An Investment Banker can be considered as a total solutions provider for any corporate, desirous
of mobilizing its capital. The services provided range from investment research to investor service
on the one hand and from preparation of the offer documents to legal compliances & post issue
monitoring on the other. A long lasting relationship exists between the Issuer Company and the
Investment Banker.

Functions of Investment Banking:

Investment banks carry out multilateral functions. Some of the most important functions of
investment banking are as follows:

    •   Investment banking helps public and private corporations in issuance of securities in the
        primary market. They also act as intermediaries in trading for clients.
    •   Investment banking provides financial advice to investors and helps them by assisting in
        purchasing and trading securities as well as managing financial assets
    •   Investment banking differs from commercial banking as investment banks don't accept
        deposits neither do they grant retail loans.
    •   Small firms which provide services of investment banking are called boutiques. They
        mainly specialize in bond trading, providing technical analysis or program trading as well
        as advising for mergers and acquisitions
                         Core activities of Investment Banking

•   Investment banking: is the traditional aspect of investment banks that involves helping
    customers raise funds in the capital markets and advise them on mergers and
    acquisitions.

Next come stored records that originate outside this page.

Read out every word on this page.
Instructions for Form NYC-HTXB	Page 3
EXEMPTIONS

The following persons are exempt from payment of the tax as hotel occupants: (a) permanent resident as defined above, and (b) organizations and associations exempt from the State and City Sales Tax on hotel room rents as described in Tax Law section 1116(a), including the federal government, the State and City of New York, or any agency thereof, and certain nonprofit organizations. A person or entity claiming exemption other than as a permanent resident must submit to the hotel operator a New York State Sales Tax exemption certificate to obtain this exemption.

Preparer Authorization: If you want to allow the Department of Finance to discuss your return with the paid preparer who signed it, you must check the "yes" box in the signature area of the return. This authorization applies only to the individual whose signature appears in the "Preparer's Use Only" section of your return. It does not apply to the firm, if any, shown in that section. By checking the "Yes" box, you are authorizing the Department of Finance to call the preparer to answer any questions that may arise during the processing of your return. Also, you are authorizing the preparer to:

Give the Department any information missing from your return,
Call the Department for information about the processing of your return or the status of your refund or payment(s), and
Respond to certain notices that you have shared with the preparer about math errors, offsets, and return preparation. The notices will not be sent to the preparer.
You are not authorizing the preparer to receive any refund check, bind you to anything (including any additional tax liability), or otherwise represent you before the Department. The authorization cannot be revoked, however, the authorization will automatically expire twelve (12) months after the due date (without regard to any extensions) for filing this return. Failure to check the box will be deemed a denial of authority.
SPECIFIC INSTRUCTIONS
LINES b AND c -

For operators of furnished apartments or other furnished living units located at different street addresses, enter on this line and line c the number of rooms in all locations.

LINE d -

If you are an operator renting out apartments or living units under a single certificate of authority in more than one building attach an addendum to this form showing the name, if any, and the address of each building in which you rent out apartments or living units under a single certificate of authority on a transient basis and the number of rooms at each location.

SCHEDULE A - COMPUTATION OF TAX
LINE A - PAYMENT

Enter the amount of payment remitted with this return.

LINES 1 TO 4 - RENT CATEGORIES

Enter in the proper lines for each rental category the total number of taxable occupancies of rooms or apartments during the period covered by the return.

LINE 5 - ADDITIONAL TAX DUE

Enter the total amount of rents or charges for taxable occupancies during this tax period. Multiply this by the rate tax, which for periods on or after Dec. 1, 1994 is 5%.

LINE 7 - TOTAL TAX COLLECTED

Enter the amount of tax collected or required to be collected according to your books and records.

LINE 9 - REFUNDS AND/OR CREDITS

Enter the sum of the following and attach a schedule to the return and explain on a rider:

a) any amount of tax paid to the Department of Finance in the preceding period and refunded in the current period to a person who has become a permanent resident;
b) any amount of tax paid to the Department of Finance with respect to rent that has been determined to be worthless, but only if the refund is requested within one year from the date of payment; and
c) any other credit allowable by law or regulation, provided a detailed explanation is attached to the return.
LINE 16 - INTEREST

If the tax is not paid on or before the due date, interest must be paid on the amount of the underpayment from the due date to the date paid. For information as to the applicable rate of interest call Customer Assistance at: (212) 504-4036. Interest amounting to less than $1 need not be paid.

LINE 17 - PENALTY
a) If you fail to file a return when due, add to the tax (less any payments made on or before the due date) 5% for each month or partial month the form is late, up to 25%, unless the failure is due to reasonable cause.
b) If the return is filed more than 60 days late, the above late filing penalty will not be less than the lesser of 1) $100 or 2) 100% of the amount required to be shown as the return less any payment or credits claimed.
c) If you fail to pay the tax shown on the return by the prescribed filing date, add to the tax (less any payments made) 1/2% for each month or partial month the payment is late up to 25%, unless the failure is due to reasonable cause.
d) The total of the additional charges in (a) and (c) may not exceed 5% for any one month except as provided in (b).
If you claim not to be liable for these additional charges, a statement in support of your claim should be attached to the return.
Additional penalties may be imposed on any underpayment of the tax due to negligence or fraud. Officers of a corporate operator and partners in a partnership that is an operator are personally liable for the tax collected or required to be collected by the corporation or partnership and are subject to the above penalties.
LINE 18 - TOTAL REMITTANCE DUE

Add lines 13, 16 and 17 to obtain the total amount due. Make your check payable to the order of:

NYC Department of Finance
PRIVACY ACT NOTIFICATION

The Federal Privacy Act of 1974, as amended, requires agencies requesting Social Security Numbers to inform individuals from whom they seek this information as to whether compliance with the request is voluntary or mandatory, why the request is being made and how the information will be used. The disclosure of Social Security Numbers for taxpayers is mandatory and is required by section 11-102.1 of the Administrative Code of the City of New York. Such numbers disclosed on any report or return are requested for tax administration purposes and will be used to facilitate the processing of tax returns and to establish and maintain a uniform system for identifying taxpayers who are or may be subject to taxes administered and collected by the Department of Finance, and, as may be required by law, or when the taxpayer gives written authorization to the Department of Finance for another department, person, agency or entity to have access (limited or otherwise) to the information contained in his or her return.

Investment banking can also involve subscribing investors to a security
    issuance, negotiating with a merger target and coordinating with bidders.
•   Sales and trading: Depending on the needs of the bank and its clients, the main function
    of a large investment bank is buying and selling products. In market making, the traders
    will buy and sell securities or financial products with the goal of earning an incremental
    amount of money on every trade. Sales is the term that is used for the sales force, whose
    primary job is to call on institutional and high-net-worth investors to suggest trading ideas
    and take orders
•   Research: is the division of investment banks which reviews companies and makes
    reports about their prospects, often with "buy" or "sell" ratings. Although the research
    division generates no revenue, its resources can be used to assist traders in trading, can
    be used by the sales force in suggesting ideas to the customers, and by the investment
    bankers for covering their clients.